Unlilke some, I find this more amusing than anything else. I was lucky enough to grow up among people who believed in unity and I’ve seen enough change even in my lifetime to believe that the overall trend in the US at least is solidly towards unity-with-diversity amongst the mainstream denominations. The real clash that the future holds is that between the liberalized, more inclusive nothern-hemisphere church and the increasingly radicalized southern hemisphere – South America, the Indian subcontinent, and especially Africa.
I just don’t know about the “move toward unity” thing- one afternoon spent with my mother’s family would make you wonder, too; what with the talk about dispensationalism, “pre-trib” and “Dallas men” and post-raptural events….among the fundamentalists, I believe they have lost so many battles with science, that they have now turned their guns on themselves!
For years, after first having researched the circular proofs, manhandled scripture, legalism, and joyless pronouncements, and arriving at my conclusions, the joy returned to my life..I am comforted by what I do (and don’t) believe. I never close myself to grounded discussion, but “walk in the light I am given”, and arrive at my own conclusions. There is comfort in that.
I think that the man-made rules lead to all division and rivalry.
I personally have been barraged with so much foolishness in the name of fervor that I have tuned it all out…
All I know is that in my lifetime I’ve seen interdenominational cooperation that would have shocked those of the previous generations. Promise Keepers is one example – Catholics and Protestants, Baptists, Methodists, Episcopals, black churches, white churches, messianic Jewish congregations, Native American christians, you name it, all gathering together, apologizing for the hatred of the past, and focussing on things of greater importance – like being good dads and husbands.

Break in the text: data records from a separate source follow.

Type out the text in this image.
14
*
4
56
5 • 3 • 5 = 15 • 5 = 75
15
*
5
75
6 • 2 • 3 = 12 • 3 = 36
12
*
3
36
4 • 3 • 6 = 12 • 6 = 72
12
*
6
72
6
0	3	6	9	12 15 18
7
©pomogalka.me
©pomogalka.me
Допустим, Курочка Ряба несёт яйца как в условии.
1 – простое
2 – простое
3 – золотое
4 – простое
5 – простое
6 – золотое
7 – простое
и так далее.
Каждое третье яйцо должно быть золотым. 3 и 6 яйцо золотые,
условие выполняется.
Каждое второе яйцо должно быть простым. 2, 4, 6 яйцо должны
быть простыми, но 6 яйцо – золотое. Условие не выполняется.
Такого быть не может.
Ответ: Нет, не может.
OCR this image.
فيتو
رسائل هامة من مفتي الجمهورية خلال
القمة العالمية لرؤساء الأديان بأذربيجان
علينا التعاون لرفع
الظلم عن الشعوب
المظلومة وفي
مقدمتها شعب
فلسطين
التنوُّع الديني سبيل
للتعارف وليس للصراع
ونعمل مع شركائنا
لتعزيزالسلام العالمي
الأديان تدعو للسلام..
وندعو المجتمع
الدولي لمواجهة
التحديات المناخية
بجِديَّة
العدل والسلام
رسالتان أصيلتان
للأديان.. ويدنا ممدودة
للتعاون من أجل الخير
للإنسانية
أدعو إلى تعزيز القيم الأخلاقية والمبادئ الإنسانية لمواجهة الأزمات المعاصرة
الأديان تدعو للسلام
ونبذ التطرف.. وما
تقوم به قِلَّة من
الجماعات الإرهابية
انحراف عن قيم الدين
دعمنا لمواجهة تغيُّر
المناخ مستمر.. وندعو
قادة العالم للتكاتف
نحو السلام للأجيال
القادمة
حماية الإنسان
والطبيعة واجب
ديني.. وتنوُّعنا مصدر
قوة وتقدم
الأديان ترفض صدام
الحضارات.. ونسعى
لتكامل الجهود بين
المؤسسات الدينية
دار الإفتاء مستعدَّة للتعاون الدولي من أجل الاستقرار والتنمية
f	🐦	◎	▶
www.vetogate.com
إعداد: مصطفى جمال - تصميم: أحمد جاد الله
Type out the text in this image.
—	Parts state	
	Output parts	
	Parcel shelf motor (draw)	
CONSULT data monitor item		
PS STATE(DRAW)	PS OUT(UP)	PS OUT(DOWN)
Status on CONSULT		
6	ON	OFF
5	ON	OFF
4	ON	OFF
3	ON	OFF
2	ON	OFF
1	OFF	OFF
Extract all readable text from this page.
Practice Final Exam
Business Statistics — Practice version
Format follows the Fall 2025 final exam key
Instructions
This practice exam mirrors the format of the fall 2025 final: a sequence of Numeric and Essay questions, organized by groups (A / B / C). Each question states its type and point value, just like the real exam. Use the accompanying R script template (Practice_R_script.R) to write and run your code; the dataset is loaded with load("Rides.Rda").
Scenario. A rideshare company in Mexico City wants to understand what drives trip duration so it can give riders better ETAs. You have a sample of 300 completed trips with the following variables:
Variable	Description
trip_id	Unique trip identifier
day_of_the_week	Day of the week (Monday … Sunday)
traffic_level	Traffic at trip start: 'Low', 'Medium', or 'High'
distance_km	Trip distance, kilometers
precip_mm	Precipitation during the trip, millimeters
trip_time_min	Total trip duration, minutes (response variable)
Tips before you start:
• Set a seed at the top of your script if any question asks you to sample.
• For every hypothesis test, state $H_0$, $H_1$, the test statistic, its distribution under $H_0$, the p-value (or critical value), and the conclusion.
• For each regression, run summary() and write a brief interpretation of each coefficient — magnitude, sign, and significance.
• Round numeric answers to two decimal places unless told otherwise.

Another good example would be the soup kitchen in my old hometown of Westminster, which is shared among various local churches. This is not to say that there are not still plenty of silly divisions amongst churchgoers, but I think the same pattern I saw in my old church is true everywhere – there is a gradually shrinking coterie of oldsters who still cling to the insular ways of the past. Steadily eclipsing them is a growing majority of younger Christians who most likely have already been through two or three denominations and are much more interested in finding a church family where they “fit”, rather than arguing over doctrinal minutae. I think this is partly due to the growing mobility of modern families – where in the old days a family would stay in the same area and attend the same church for generations, nowadays people will move multiple times in their lifetime, each time having to find a new place of worship. Coupled with that is the fact that Christian singles are less likely to find a spouse from their own church these days.
Sure hope your side wins!
My side? What’s my side?
The uniters: (not my family)
This portion here:
…makes me think there’s more of a story left inside you that’s waiting to be told. I, for one, am interested in hearing about it. What’s going on in those parts of the world?
It’s really a story left inside an old issue of The Atlantic. I’ll pull it out of the archives for you.